What are the Problems with Bitcoin?

What are the Problems with Bitcoin?

  • Since it was first mentioned in a 2008 whitepaper, Bitcoin (BTCUSD) has caused debate and made headlines. The debut of the cryptocurrency is heralded by its supporters as the beginning of a brand-new, fair monetary system. 
  • Critics claim that bitcoin is “rat poison squared” because of its use in illegal activity and lack of legal recognition.

The transaction volume and speed are constrained by scalability issues regarding bitcoin.. Alarms about the environment are raised by energy use. Volatility makes it difficult to utilise and adopt. Uncertainty in the rules causes abuse worries. Security flaws and challenging adoption procedures still exist.It is vital to get through these roadblocks on the way to widespread acceptance for Bitcoin to deliver on its promise to alter the financial sector. Below mentioned are the major problems with bitcoin: 


Blockchain, the underlying technology of Bitcoin, places a 1 megabyte data storage limit on the amount of data that can be included in each block. Three transactions per second are permitted by this restriction on the network. As more transactions are carried out, the network will have a harder time keeping up with the records, which will cause significant processing delays.

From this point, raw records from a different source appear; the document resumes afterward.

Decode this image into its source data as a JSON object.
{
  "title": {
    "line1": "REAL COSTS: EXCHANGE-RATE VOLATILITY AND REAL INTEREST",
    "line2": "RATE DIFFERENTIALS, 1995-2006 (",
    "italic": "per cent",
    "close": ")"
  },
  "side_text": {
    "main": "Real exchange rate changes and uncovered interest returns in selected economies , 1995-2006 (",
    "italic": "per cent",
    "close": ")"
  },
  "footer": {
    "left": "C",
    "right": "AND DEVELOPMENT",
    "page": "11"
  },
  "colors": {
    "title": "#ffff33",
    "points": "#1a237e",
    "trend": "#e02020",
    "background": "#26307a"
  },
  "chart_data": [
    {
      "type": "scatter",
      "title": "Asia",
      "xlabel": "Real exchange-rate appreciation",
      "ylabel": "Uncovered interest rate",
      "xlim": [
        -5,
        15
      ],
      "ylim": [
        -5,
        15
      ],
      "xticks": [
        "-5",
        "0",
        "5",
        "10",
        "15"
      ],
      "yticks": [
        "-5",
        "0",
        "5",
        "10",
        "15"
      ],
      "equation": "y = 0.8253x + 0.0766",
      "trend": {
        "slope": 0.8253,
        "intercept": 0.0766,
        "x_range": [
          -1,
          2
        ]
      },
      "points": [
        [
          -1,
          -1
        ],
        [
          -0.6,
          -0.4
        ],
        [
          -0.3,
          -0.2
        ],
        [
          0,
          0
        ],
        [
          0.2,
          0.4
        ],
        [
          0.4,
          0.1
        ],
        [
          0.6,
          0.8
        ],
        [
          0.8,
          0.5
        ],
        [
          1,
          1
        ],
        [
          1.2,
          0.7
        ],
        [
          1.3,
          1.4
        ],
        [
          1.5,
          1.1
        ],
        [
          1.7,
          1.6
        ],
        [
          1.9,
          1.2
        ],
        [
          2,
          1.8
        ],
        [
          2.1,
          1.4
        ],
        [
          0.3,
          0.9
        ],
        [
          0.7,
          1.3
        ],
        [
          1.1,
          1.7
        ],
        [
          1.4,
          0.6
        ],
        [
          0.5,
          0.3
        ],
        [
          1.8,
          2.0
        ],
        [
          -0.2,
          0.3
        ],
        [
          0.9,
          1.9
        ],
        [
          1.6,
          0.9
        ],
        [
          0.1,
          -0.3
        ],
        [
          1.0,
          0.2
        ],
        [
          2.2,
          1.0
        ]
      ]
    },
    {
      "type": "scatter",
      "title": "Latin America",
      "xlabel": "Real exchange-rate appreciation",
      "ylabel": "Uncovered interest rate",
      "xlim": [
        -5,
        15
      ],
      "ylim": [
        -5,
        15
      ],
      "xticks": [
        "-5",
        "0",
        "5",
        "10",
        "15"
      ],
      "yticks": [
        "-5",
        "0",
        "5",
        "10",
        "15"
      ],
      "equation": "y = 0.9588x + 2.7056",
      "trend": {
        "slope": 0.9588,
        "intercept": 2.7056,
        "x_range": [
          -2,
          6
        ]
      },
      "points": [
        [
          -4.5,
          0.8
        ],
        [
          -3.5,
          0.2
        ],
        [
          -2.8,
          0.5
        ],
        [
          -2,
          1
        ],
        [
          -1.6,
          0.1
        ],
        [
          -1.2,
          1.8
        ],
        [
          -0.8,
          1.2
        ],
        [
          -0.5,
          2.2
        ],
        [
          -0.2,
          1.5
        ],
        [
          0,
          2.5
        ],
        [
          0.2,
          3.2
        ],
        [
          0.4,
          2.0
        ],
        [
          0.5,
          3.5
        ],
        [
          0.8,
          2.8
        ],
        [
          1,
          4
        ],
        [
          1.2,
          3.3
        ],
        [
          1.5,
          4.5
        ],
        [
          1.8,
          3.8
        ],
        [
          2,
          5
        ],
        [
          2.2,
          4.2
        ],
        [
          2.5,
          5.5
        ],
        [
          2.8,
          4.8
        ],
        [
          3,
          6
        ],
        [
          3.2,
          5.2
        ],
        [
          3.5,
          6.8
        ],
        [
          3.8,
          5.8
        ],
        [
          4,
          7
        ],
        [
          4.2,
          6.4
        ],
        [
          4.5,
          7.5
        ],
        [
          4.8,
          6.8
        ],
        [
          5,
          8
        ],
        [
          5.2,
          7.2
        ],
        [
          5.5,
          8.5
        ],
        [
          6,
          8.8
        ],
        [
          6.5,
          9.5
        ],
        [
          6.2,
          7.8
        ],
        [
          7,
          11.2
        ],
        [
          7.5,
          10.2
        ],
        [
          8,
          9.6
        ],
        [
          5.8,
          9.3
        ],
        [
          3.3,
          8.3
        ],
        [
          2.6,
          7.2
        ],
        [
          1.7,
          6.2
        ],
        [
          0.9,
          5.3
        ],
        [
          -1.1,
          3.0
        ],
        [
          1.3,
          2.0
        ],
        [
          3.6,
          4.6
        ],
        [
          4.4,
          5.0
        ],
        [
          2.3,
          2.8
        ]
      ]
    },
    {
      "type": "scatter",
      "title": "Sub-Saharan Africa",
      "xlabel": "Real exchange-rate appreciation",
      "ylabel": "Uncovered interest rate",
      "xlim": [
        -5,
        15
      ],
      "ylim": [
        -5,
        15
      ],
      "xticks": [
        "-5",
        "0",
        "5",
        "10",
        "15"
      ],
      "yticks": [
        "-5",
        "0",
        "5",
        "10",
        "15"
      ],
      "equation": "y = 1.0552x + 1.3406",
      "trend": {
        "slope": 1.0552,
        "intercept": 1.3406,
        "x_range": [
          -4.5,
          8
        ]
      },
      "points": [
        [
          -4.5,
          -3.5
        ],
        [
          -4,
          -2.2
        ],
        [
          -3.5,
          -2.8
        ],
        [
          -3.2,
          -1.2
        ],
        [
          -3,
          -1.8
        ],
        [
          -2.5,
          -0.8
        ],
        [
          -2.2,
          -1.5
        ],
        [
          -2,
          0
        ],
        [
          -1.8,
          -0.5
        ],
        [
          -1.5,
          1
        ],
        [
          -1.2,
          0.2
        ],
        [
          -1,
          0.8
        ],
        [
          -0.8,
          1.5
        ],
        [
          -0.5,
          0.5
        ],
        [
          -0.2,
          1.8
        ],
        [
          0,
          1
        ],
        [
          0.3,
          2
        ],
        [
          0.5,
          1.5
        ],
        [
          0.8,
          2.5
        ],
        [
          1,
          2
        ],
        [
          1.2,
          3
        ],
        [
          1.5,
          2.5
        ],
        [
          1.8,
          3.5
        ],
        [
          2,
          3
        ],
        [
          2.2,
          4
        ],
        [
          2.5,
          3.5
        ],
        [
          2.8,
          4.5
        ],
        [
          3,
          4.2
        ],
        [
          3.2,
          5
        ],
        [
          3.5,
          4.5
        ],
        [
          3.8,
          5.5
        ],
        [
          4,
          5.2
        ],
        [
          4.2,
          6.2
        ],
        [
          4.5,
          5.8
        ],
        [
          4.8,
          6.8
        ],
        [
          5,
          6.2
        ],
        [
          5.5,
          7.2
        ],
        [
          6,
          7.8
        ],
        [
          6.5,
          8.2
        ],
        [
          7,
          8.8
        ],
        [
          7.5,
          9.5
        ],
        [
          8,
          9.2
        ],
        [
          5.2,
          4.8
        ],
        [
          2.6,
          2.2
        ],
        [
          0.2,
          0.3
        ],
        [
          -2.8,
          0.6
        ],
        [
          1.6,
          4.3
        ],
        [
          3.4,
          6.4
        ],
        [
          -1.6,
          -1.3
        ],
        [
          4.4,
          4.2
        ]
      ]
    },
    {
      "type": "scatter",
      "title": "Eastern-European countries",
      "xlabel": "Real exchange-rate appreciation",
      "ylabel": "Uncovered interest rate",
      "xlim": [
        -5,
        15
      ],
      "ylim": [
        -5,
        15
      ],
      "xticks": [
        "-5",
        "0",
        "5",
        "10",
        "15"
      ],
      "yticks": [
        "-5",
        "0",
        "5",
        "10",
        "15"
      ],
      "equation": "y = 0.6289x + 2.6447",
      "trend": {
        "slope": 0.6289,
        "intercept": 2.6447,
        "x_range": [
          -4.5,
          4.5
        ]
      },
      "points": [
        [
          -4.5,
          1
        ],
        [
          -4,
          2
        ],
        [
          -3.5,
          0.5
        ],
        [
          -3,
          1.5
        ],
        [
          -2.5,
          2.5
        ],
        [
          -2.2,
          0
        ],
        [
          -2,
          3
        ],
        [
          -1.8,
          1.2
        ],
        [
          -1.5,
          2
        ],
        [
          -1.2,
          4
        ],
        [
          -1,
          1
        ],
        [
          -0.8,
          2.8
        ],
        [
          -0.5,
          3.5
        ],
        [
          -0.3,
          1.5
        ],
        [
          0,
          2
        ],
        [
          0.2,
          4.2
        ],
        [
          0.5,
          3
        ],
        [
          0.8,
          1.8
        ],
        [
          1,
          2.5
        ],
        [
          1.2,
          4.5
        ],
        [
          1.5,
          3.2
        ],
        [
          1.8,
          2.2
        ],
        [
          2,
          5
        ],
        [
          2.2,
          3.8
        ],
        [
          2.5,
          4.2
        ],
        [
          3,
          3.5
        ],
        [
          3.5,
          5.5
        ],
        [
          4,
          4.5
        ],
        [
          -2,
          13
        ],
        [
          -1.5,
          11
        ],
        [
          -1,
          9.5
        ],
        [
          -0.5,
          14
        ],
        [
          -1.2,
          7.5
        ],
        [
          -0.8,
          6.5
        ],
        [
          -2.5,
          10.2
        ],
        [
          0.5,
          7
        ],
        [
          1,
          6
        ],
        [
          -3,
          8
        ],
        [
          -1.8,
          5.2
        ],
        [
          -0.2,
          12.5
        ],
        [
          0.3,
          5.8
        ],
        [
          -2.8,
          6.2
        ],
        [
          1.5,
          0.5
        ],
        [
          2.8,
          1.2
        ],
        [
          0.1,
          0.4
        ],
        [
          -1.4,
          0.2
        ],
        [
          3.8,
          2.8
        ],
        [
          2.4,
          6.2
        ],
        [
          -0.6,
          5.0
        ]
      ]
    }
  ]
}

There are several rules that make stealing BTC nearly hard, however abusing this system necessitates in-depth understanding of how bitcoin functions as well as substantially more labour on the user’s behalf. In fact, a lot of reports claim that investors lose money on exchanges and through mining losses. In addition, exchanges can be compromised even when a smart wallet is present.

Tax implications 

As of right now, BTC are regarded as intangible property and are therefore subject to capital gains taxes. The investors will have to prove the difference in their taxes if they purchase bitcoin and then sell it for more money. Every purchase made by investors using BTC will be taxed.

Lack of self-regulation

Since Bitcoin is not held accountable, it is difficult to control its market behaviour using only financial incentives. This leads to a number of issues, including smart contracts and other market hacks, the creation of false investment crowdfunding by con artists who then steal the funds, and other related effects. If internal regulation of bitcoin is not possible, investors will quickly lose faith in the currency.

Little to no regulation 

There aren’t any significant or long-term rules in place for the bitcoin industry. The entire cryptocurrency market works without any long-term legislation since governments still do not have a clear opinion on the role that cryptocurrencies should play in the economy.


Cryptocurrencies are still a pretty new technology even though they were developed roughly ten years ago. These technologies are developing daily, causing the market to change. BTC’s future is still uncertain. Buyers pause before investing as they consider bitcoin’s future conditions.

Criminal reputation

Bitcoin was first frequently used on the Dark Web for money-laundering schemes or to purchase illicit items. Bitcoin soon emerged as the go-to anonymous payment mechanism for people who deal in illegal things like drugs, weapons, and other related items.


The bitcoin market experiences a substantial level of fraud in addition to hacking. With the popularity of bitcoin increasing, con artists have set up phoney exchanges to steal money. Law-abiding organisations have issued warnings against these fraudulent practises when unwary investors are conned into using phoney exchanges.

Limited use

As bitcoin has emerged as a novel form of payment, only a small number of institutions and countries accept it as a legitimate form of payment and a currency.